Da wackelt der Weideschopf

Nico Kapitz

Von Nico Kapitz

Di, 05. Juli 2011

Zell im Wiesental

In Riedichen ging am Samstag der "Punk" ab bei der zweiten Auflage des "Vitamin-B-Festivals".

ZELL-RIEDICHEN. Wenn der Berg ruft, dann macht man sich normalerweise auf zum Gipfel. Ganz so hoch hinaus mussten die Fans härterer Rockmusik zwar nicht, doch war es immerhin die lichte Höhe von Riedichens Weideschopf, die erklommen werden musste. In dem verträumten Bergdörflein ging am vergangenen Samstag nämlich richtig der "Punk" ab bei der zweiten Auflage des "Vitamin-B-Festivals".

Das Festival verwandelte den sonst so beschaulichen Ort mit der traumhaften Aussicht in eine Pilgerstätte für jeden, der von Metal, Hardrock oder Punk magisch angezogen wird. Der junge Verein "Musik lebt" mit Simon Philipp, Inga Maier und Samuel Maier an der Spitze hatte sich fürs Programm einiges ausgedacht: "Basilisk", eine bekannte Dark-Metal-Formation aus Donaueschingen, war als Höhepunkt angesagt. Doch nicht nur die Rocker von der Baar ließen die Wände im Weideschopf wackeln.

"Lehmann Overnose" – Simon Philipp und Samuel Maier im Duett – machten den Anfang und spielten an Akustik-Gitarre und Bass einige Klassiker, während sich der Schopf langsam füllte. Doch dann wurde es ernst, und auf der Bühne wurde der Strom eingeschaltet. "Culicidae", eine Metal-Band aus dem Oberen Wiesental legten los und knallten ein Metal-Brett nach dem anderen auf die Bühne. Der eigenständige, zwischen Hard-Rock und Metal liegende Stil, riss die Gäste mit und schon flogen im Publikum die ersten Frisuren im Kreis: "Headbangen" gehört dazu.

In eine ganz andere Richtung gingen "Individual Standard". Die Pop-Punk-Mischung kam sehr gut an – offenbar hatten die Fans einiges für den Kontrast im Programm üblich. Der Sound kam nun weniger hart daher, dafür transparenter und leichter.

Die Gitarren um vier Halbtöne tiefer gestimmt, und schon hat man den brachialen Sound der folgenden Stoner-Rock-Gruppe "Deaf Proof". Erdige Rhythmen, donnernder Bass und sonorer, tiefer Gesang sind die Markenzeichen von "Deaf Proof". Die etwas düstere Stimmung, die von den tiefen und harten Klängen ausgeht, übertrug sich allerdings nicht aufs Publikum: Dort wurden die Jungs aus Freiburg gefeiert. Dann ging's rund: "Basilisk" kamen und sie kamen mit Wucht. Ein wenig Rammstein, ein wenig Metallica und mächtig viel Dampf: Der Stil von "Basilisk" hat ganz klar große Vorbilder, doch bewahrt er sich eine große Menge Eigenständigkeit. Die vier Männer aus Donaueschingen machten kein Geheimnis daraus: Sie verkörpern ihre Musik und das übertrug sich auf die Menge vor der Bühne.

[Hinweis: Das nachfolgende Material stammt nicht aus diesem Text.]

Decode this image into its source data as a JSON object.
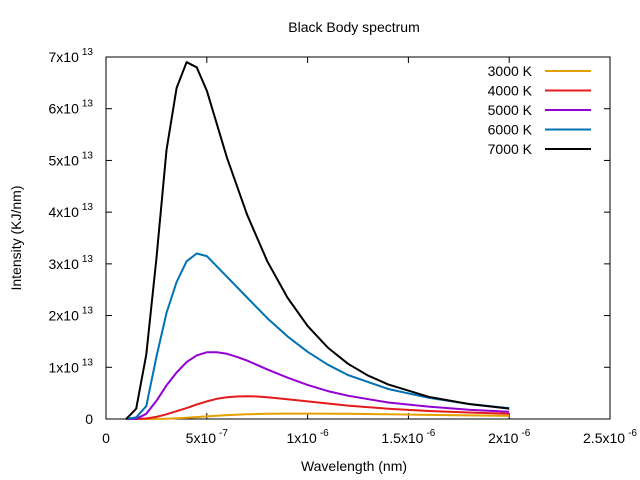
{
  "chart_data": {
    "type": "line",
    "title": "Black Body spectrum",
    "xlabel": "Wavelength (nm)",
    "ylabel": "Intensity (KJ/nm)",
    "xlim": [
      0,
      2.5e-06
    ],
    "ylim": [
      0,
      70000000000000.0
    ],
    "grid": false,
    "legend_position": "top-right",
    "x_ticks": [
      {
        "value": 0,
        "mant": "0",
        "exp": ""
      },
      {
        "value": 5e-07,
        "mant": "5x10",
        "exp": "-7"
      },
      {
        "value": 1e-06,
        "mant": "1x10",
        "exp": "-6"
      },
      {
        "value": 1.5e-06,
        "mant": "1.5x10",
        "exp": "-6"
      },
      {
        "value": 2e-06,
        "mant": "2x10",
        "exp": "-6"
      },
      {
        "value": 2.5e-06,
        "mant": "2.5x10",
        "exp": "-6"
      }
    ],
    "y_ticks": [
      {
        "value": 0,
        "mant": "0",
        "exp": ""
      },
      {
        "value": 10000000000000.0,
        "mant": "1x10",
        "exp": "13"
      },
      {
        "value": 20000000000000.0,
        "mant": "2x10",
        "exp": "13"
      },
      {
        "value": 30000000000000.0,
        "mant": "3x10",
        "exp": "13"
      },
      {
        "value": 40000000000000.0,
        "mant": "4x10",
        "exp": "13"
      },
      {
        "value": 50000000000000.0,
        "mant": "5x10",
        "exp": "13"
      },
      {
        "value": 60000000000000.0,
        "mant": "6x10",
        "exp": "13"
      },
      {
        "value": 70000000000000.0,
        "mant": "7x10",
        "exp": "13"
      }
    ],
    "series": [
      {
        "name": "3000 K",
        "color": "#e69f00",
        "x": [
          1e-07,
          2e-07,
          3e-07,
          4e-07,
          5e-07,
          6e-07,
          7e-07,
          8e-07,
          9e-07,
          1e-06,
          1.2e-06,
          1.4e-06,
          1.6e-06,
          1.8e-06,
          2e-06
        ],
        "y": [
          0,
          0,
          50000000000.0,
          250000000000.0,
          500000000000.0,
          750000000000.0,
          900000000000.0,
          1000000000000.0,
          1050000000000.0,
          1050000000000.0,
          1000000000000.0,
          900000000000.0,
          800000000000.0,
          700000000000.0,
          600000000000.0
        ]
      },
      {
        "name": "4000 K",
        "color": "#e41a1c",
        "x": [
          1e-07,
          1.5e-07,
          2e-07,
          2.5e-07,
          3e-07,
          3.5e-07,
          4e-07,
          4.5e-07,
          5e-07,
          5.5e-07,
          6e-07,
          6.5e-07,
          7e-07,
          7.5e-07,
          8e-07,
          9e-07,
          1e-06,
          1.2e-06,
          1.4e-06,
          1.6e-06,
          1.8e-06,
          2e-06
        ],
        "y": [
          0,
          0,
          100000000000.0,
          400000000000.0,
          900000000000.0,
          1500000000000.0,
          2100000000000.0,
          2800000000000.0,
          3400000000000.0,
          3900000000000.0,
          4200000000000.0,
          4350000000000.0,
          4400000000000.0,
          4350000000000.0,
          4200000000000.0,
          3800000000000.0,
          3400000000000.0,
          2600000000000.0,
          2000000000000.0,
          1550000000000.0,
          1250000000000.0,
          1000000000000.0
        ]
      },
      {
        "name": "5000 K",
        "color": "#9400d3",
        "x": [
          1e-07,
          1.5e-07,
          2e-07,
          2.5e-07,
          3e-07,
          3.5e-07,
          4e-07,
          4.5e-07,
          5e-07,
          5.5e-07,
          6e-07,
          6.5e-07,
          7e-07,
          8e-07,
          9e-07,
          1e-06,
          1.1e-06,
          1.2e-06,
          1.4e-06,
          1.6e-06,
          1.8e-06,
          2e-06
        ],
        "y": [
          0,
          20000000000.0,
          1000000000000.0,
          3500000000000.0,
          6500000000000.0,
          9000000000000.0,
          11000000000000.0,
          12300000000000.0,
          12900000000000.0,
          12900000000000.0,
          12600000000000.0,
          12000000000000.0,
          11300000000000.0,
          9600000000000.0,
          8000000000000.0,
          6600000000000.0,
          5400000000000.0,
          4500000000000.0,
          3200000000000.0,
          2400000000000.0,
          1800000000000.0,
          1400000000000.0
        ]
      },
      {
        "name": "6000 K",
        "color": "#0072b2",
        "x": [
          1e-07,
          1.5e-07,
          2e-07,
          2.5e-07,
          3e-07,
          3.5e-07,
          4e-07,
          4.5e-07,
          5e-07,
          5.5e-07,
          6e-07,
          7e-07,
          8e-07,
          9e-07,
          1e-06,
          1.1e-06,
          1.2e-06,
          1.4e-06,
          1.6e-06,
          1.8e-06,
          2e-06
        ],
        "y": [
          0,
          300000000000.0,
          2500000000000.0,
          12000000000000.0,
          20500000000000.0,
          26500000000000.0,
          30500000000000.0,
          32000000000000.0,
          31500000000000.0,
          29500000000000.0,
          27500000000000.0,
          23500000000000.0,
          19500000000000.0,
          16000000000000.0,
          13000000000000.0,
          10500000000000.0,
          8500000000000.0,
          5800000000000.0,
          4100000000000.0,
          2900000000000.0,
          2100000000000.0
        ]
      },
      {
        "name": "7000 K",
        "color": "#000000",
        "x": [
          1e-07,
          1.5e-07,
          2e-07,
          2.5e-07,
          3e-07,
          3.5e-07,
          4e-07,
          4.5e-07,
          5e-07,
          5.5e-07,
          6e-07,
          7e-07,
          8e-07,
          9e-07,
          1e-06,
          1.1e-06,
          1.2e-06,
          1.3e-06,
          1.4e-06,
          1.6e-06,
          1.8e-06,
          2e-06
        ],
        "y": [
          0,
          2000000000000.0,
          12500000000000.0,
          31000000000000.0,
          52000000000000.0,
          64000000000000.0,
          69000000000000.0,
          68000000000000.0,
          63500000000000.0,
          57000000000000.0,
          50500000000000.0,
          39500000000000.0,
          30500000000000.0,
          23500000000000.0,
          18000000000000.0,
          13800000000000.0,
          10700000000000.0,
          8400000000000.0,
          6700000000000.0,
          4300000000000.0,
          2900000000000.0,
          2000000000000.0
        ]
      }
    ]
  }
}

Mit "Tschernobyl" wurde am Schluss noch einmal eine andere Kategorie angepackt. Die Jungs mit dem provokanten Namen spielen nicht viele verschiedene Akkorde auf der Bühne. Aber die sind schnell und total energiegeladen. Mit handfestem und handgemachtem Punkrock legten die vier Punker aus dem Rheintal noch einmal ordentlich Brennholz für das Spektakel nach.

Es wurde spät, bis die letzte E-Gitarre schwieg. Vorbei war das Fest aber noch lange nicht. Obwohl die großen Besuchermengen ausblieben – vielleicht auch der B-317-Sperrung in Atzenbach geschuldet – waren die Organisatoren bestens gelaunt. Bands, Veranstalter und Gäste saßen noch bis in die frühen Morgenstunden beieinander.